Although response rates are generally high for both the NSRCG and the SDR, the NSCG is the largest component of SESTAT and thus has the greatest impact on overall response rates. Despite the high conditional response rates achieved for the NSCG, over time the cumulative effects of attrition will inevitably lead to very low overall response rates.
Weighting in SESTAT
The initial purpose of weighting is to compensate for differential probabilities of selection. This compensation is achieved through the "base weight," which is defined as the reciprocal of the probability of selecting a person for the study. The final weights used for the survey analysis may include one or more adjustments.

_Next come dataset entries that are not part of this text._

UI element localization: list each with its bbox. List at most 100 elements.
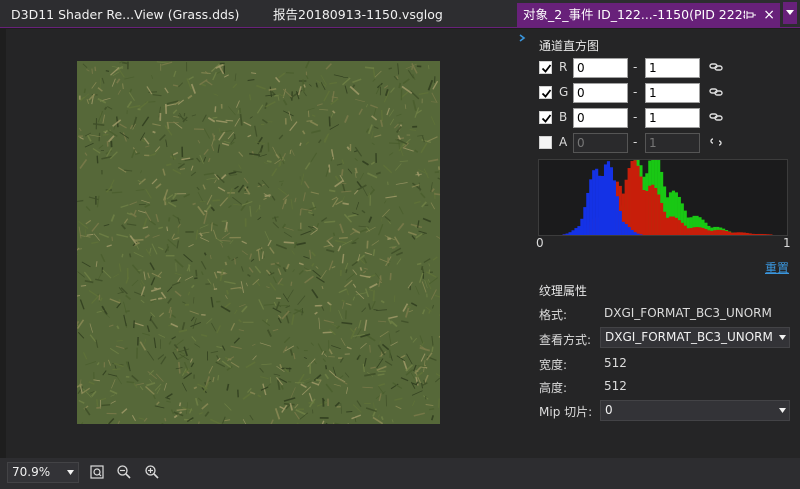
tab-vsglog-report[interactable]: 报告20180913-1150.vsglog [273, 4, 498, 26]
zoom-select[interactable]: 70.9% [7, 462, 79, 483]
grass-blade [254, 265, 262, 274]
channel-g-max-input[interactable]: 1 [645, 83, 700, 103]
grass-blade [306, 107, 315, 111]
grass-blade [203, 156, 207, 163]
channel-a-min-input[interactable]: 0 [573, 133, 628, 153]
channel-r-checkbox[interactable] [539, 61, 552, 74]
channel-a-max-input[interactable]: 1 [645, 133, 700, 153]
grass-blade [121, 224, 126, 230]
channel-r-min-input[interactable]: 0 [573, 58, 628, 78]
grass-blade [342, 202, 349, 206]
grass-blade [186, 78, 193, 90]
pin-icon[interactable] [746, 10, 756, 20]
grass-blade [239, 107, 242, 114]
grass-blade [341, 321, 353, 325]
zoom-in-icon[interactable] [144, 464, 160, 480]
histogram-bar [754, 233, 758, 235]
grass-blade [281, 404, 288, 413]
grass-blade [328, 116, 331, 127]
channel-b-checkbox[interactable] [539, 111, 552, 124]
grass-blade [187, 94, 193, 100]
grass-blade [190, 321, 202, 328]
texture-viewport[interactable] [6, 29, 514, 458]
reset-link[interactable]: 重置 [765, 259, 789, 276]
histogram-bar [751, 233, 755, 235]
channel-g-min-input[interactable]: 0 [573, 83, 628, 103]
tab-accent-line [0, 27, 800, 28]
grass-blade [171, 281, 181, 286]
grass-blade [88, 381, 95, 385]
grass-blade [221, 232, 231, 240]
channel-b-min-input[interactable]: 0 [573, 108, 628, 128]
grass-blade [119, 61, 123, 64]
grass-blade [410, 372, 415, 379]
channel-label: G [559, 85, 569, 99]
tab-object-event-active[interactable]: 对象_2_事件 ID_122...-1150(PID 2228) × [517, 3, 780, 27]
grass-blade [97, 269, 104, 281]
zoom-to-fit-icon[interactable] [89, 464, 105, 480]
grass-blade [266, 329, 272, 337]
grass-blade [409, 336, 413, 340]
grass-blade [282, 267, 287, 272]
grass-blade [79, 136, 84, 140]
grass-blade [86, 69, 90, 72]
grass-blade [342, 77, 351, 86]
channel-g-checkbox[interactable] [539, 86, 552, 99]
grass-blade [249, 206, 252, 217]
histogram-bar [565, 233, 569, 235]
tab-overflow-button[interactable] [783, 2, 797, 24]
link-icon[interactable] [709, 86, 723, 98]
zoom-out-icon[interactable] [116, 464, 132, 480]
grass-blade [278, 93, 285, 97]
grass-blade [387, 315, 398, 320]
unlink-icon[interactable] [709, 136, 723, 148]
grass-blade [203, 148, 209, 156]
channel-a-checkbox[interactable] [539, 136, 552, 149]
grass-blade [224, 280, 236, 285]
channel-r-max-input[interactable]: 1 [645, 58, 700, 78]
grass-blade [77, 199, 84, 203]
grass-blade [307, 358, 316, 368]
grass-blade [360, 342, 367, 349]
histogram-bar [742, 232, 746, 235]
mip-slice-select[interactable]: 0 [600, 400, 790, 421]
link-icon[interactable] [709, 61, 723, 73]
grass-blade [344, 279, 353, 288]
chevron-right-icon[interactable] [518, 34, 526, 42]
link-icon[interactable] [709, 111, 723, 123]
channel-b-max-input[interactable]: 1 [645, 108, 700, 128]
grass-blade [289, 121, 298, 132]
grass-blade [363, 257, 368, 264]
grass-blade [278, 282, 284, 286]
grass-blade [361, 209, 366, 214]
grass-blade [98, 232, 110, 238]
histogram-bar [589, 179, 593, 235]
grass-blade [113, 273, 120, 278]
grass-blade [172, 192, 178, 200]
grass-blade [145, 145, 150, 148]
view-as-select[interactable]: DXGI_FORMAT_BC3_UNORM [600, 327, 790, 348]
grass-blade [379, 340, 381, 345]
grass-blade [418, 272, 424, 283]
grass-blade [210, 222, 213, 232]
grass-blade [341, 190, 352, 193]
grass-blade [121, 253, 124, 258]
grass-blade [310, 152, 318, 163]
grass-blade [314, 311, 318, 315]
format-value: DXGI_FORMAT_BC3_UNORM [604, 306, 772, 320]
grass-blade [172, 237, 180, 241]
grass-blade [362, 187, 368, 197]
grass-blade [156, 401, 160, 406]
grass-blade [206, 177, 218, 180]
grass-blade [77, 271, 85, 278]
close-icon[interactable]: × [763, 3, 775, 27]
grass-blade [315, 276, 325, 283]
grass-blade [217, 375, 220, 381]
grass-blade [116, 302, 122, 309]
grass-blade [363, 270, 367, 274]
grass-blade [399, 354, 406, 359]
tab-label: D3D11 Shader Re...View (Grass.dds) [11, 7, 240, 22]
grass-blade [315, 266, 319, 269]
grass-blade [140, 279, 145, 286]
tab-shader-resource-view[interactable]: D3D11 Shader Re...View (Grass.dds) [11, 4, 256, 26]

For example, nonresponse-weighting adjustments are often used to inflate the base weights to compensate for unit nonresponse. Poststratification adjustments are used to make the weighted sample counts conform to known population totals, and thus provide a way of adjusting for possible undercoverage of the target population.
Although some aspects of weighting have varied from year to year, the main features of the weighting procedures used in SESTAT can be summarized as follows.
Variance Estimation in SESTAT
Replication methods have been used to produce estimates of sampling errors for all three components of SESTAT. Because the variance estimates were developed by different survey organizations, different methods have been used. For example, for the NSCG, balance repeated replication (BRR) was used for variance estimation. For the NSRCG, a jackknife method for a paired selection sample design, referred to as "JK2," was used (see Westat 2000); for the 1993 NSRCG 50 replicate weights were produced for variance estimation, whereas for the 1995–99 NSRCG 86 replicate weights were produced. Additional details of the methods used in the NSRCG are given in Westat (1999). For the 1993 SDR, BRR was used with 16 replicate weights for variance estimation. For later SDR samples, the number of replicate weights was increased to 48. Details of the methods used in the SDR for variance estimation are given in U.S. Census Bureau (2001).
The variance of an estimated total obtained by pooling the various SESTAT samples can be calculated by simply adding the variance of the individual components. As long as the individual variance estimates are approximately unbiased (and the samples can be assumed to be roughly independent), the resulting total variance is also approximately unbiased no matter what methods are used to obtain the individual variances. Because there is a large number of questionnaire items in the components of SESTAT, generalized variance curves are also used to provide approximate variances for broad classes of statistics based on observed relationships between the weighted estimate and the calculated sampling error.
 The U.S. Census Bureau was required to perform the data collection for the NSCG sample derived from the 1990 census. However, for the 1997 and 1999 SESTAT cycles, the NSCG panel subsamples originally selected as part of the NSRCG were not collected by Census but as part of the NSRCG panel survey. The data for these cases were integrated with the NSCG and SDR to form the full SESTAT integrated database.